ESMO: Roche’s mixed results put Tecentriq’s triple-negative breast cancer use into question
Roche’s Tecentriq made history last year as the first PD-1/L1 agent to win an approval in triple-negative breast cancer. But trials with seemingly contradictory results put its potential role in the hard-to-treat disease into question, especially as Merck & Co. makes inroads into the same field with its formidable Keytruda.
In four Tecentriq-chemo combo trials in TNBC patients, presented at the European Society of Medical Oncology virtual meeting Saturday, the results differed in important ways.
In the IMPassion 031 trial in early breast cancer patients ahead of surgery, a combination of Tecentriq and chemo obliterated signs of cancer in more patients than did chemo alone, regardless of their tumors’ PD-L1 expression status.
The 16.5% absolute improvement in pathologic complete response (pCR) in the Tecentriq group, on top of the 41.1% for solo chemo, was both statistically significant and clinically meaningful, Roche said.
Surprisingly, on the trial’s co-primary endpoint—which zeroed in on PD-L1-positive patients, a subgroup who normally respond better to checkpoint inhibition—the difference wasn’t statistically significant, even though it was a numerically larger 19.5%.
Let’s not forget that, in the phase 3 IMpassion130 trial in metastatic patients that earned Tecentriq its first-in-class FDA nod last year, the benefit was more pronounced in the PD-L1-positive group—so much so that its eventual FDA go-ahead covered only that patient population.
Final analysis of that study presented at ESMO showed that adding the PD-L1 inhibitor to Celgene’s Abraxane—protein-bound paclitaxel—cut the risk of death by only 13% in all-comer patients with previously untreated locally advanced or metastatic TNBC. The magnitude of risk reduction widened to 33% in the PD-L1-positive group.
The Tecentriq-Abraxane combo helped PD-L1-positive patients live 7.5 months longer than did solo chemo, an improvement that investigators labeled as “clinically meaningful.”
Roche’s phase 3 IMpassion031 trial in the presurgery neoadjuvant setting also came in the wake of an investigator-sponsored NeoTRIPaPDL1 trial flop in the same neoadjuvant setting. Data presented at last year’s San Antonio Breast Cancer Symposium found Tecentiq-chemo failed to significantly improve pCR in both the all-trialed population and in PD-L1-positive patients.
Cross-trial comparisons can be problematic because of differences in dosing, patient characteristics and more. For example, the chemotherapy and dosing cycles in IMpassion031 and NeoTRIPaPDL1 were different. Patients in IMpassion031 continued to receive unblinded Tecentriq after surgery, while NeoTRIPaPDL1 only gave patients chemo postsurgery, which might help explain the higher response rate in the Roche trial.
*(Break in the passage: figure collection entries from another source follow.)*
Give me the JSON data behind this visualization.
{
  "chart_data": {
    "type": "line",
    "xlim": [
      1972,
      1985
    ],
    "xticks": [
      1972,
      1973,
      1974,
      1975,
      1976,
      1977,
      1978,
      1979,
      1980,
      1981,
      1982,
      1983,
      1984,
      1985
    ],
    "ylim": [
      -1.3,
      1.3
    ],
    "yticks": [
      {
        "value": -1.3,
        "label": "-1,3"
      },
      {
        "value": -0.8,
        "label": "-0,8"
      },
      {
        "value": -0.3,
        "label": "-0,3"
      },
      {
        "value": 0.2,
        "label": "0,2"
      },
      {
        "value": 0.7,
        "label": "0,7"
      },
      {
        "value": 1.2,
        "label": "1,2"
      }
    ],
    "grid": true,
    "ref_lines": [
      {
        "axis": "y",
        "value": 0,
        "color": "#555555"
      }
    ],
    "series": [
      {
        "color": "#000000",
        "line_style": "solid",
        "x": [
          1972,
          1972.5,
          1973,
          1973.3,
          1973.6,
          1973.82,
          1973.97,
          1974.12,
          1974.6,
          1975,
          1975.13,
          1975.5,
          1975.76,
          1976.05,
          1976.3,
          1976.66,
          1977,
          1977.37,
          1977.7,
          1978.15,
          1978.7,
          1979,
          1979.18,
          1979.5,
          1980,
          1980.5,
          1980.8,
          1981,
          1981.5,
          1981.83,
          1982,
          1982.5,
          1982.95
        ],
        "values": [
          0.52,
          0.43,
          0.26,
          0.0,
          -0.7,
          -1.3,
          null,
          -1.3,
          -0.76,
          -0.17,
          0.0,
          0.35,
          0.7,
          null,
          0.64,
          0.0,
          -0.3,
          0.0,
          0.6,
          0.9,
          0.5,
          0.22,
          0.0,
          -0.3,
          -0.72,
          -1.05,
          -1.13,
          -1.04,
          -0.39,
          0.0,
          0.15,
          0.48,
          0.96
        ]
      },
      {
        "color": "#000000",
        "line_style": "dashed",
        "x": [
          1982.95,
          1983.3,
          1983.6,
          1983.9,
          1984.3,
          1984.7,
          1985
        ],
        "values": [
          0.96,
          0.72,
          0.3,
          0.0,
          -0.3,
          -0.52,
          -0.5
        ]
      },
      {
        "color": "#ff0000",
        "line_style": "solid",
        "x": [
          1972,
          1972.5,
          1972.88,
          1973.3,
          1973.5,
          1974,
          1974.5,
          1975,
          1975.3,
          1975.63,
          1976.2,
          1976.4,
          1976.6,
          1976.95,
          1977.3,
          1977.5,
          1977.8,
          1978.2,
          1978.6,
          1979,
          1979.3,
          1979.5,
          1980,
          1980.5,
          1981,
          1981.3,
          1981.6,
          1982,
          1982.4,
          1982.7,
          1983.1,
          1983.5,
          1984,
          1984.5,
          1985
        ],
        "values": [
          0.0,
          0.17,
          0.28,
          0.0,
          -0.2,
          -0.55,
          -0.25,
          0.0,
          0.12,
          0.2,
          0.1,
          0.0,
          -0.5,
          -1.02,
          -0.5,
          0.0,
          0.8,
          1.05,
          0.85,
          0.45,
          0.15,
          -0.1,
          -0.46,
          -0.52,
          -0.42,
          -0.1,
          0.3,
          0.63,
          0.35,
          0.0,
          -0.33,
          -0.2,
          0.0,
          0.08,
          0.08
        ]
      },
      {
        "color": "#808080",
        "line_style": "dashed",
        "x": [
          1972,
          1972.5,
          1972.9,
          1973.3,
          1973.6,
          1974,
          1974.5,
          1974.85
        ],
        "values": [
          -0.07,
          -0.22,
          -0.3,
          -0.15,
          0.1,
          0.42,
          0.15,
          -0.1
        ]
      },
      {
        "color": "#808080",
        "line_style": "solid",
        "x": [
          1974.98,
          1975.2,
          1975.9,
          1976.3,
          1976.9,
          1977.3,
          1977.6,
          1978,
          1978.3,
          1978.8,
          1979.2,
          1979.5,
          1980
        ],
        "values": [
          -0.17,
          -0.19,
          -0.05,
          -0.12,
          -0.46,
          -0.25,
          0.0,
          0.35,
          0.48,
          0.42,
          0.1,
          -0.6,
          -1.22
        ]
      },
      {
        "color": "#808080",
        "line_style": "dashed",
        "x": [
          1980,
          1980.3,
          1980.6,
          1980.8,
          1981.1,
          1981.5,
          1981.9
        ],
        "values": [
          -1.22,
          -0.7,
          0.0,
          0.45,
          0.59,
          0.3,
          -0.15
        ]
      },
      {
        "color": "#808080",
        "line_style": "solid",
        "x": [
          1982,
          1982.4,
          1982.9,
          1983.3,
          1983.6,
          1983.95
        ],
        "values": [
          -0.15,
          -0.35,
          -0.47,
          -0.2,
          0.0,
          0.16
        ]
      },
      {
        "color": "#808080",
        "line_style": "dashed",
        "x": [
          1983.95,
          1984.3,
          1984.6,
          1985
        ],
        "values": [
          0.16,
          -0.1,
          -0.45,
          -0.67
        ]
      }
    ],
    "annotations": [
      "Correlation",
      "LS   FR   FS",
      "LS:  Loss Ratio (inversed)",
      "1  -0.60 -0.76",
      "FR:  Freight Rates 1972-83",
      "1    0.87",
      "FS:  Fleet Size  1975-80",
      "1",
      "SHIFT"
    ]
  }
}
Updating at ESMO, investigators of NeoTRIPaPDL1 showed that an imbalance in baseline tumor-infiltrating immune cells—which are known indicators of responsiveness to PD-1/L1 therapies—might have resulted in smaller differences of pCR.
But Tecentriq also posted an outright failure in the front-line metastatic setting. In the IMpassion131 trial—which paired the IO med with the original paclitaxel formulation, rather than Abraxane—Tecentriq didn’t help stall cancer progression longer than solo chemo.
In fact, patients who got the Tecentriq-paclitaxel combo didn’t live as long as those in the chemo-only group. The pairing increased the risk of death by 12% and 11% in PD-L1-positive and intent-to-treat population, respectively, according to data presented at ESMO.
Researchers have yet to pinpoint potential reasons for that dramatic flop in contrast with the benefit—at least in the PD-L1-positive group—in IMpassion130, but the failure already got the FDA’s attention.
A few days ago, the agency warned physicians not to substitute Abraxane, or paclitaxel protein-bound, with the original paclitaxel in clinical practice.
And while Tecentriq confuses industry watchers and physicians with these mixed trial results, Merck’s Keytruda might swoop in. Keytruda, given alongside chemo, pared down the risk of disease progression or death by 35% against solo chemo in patients with high levels of PD-L1 in the Keynote-355 trial. The Merck drug also has a neoadjuvant win under its belt with Keynote-522.
What’s more, Merck just penned a deal for Seattle Genetics’ experimental anti-LIV-1 antibody-drug conjugate, ladiratuzumab vedotin, which is being paired with Keytruda in metastatic TNBC trials.
The next question could be, is chemo combo still the way to go for PD-1/L1 inhibitors in TNBC? We will see.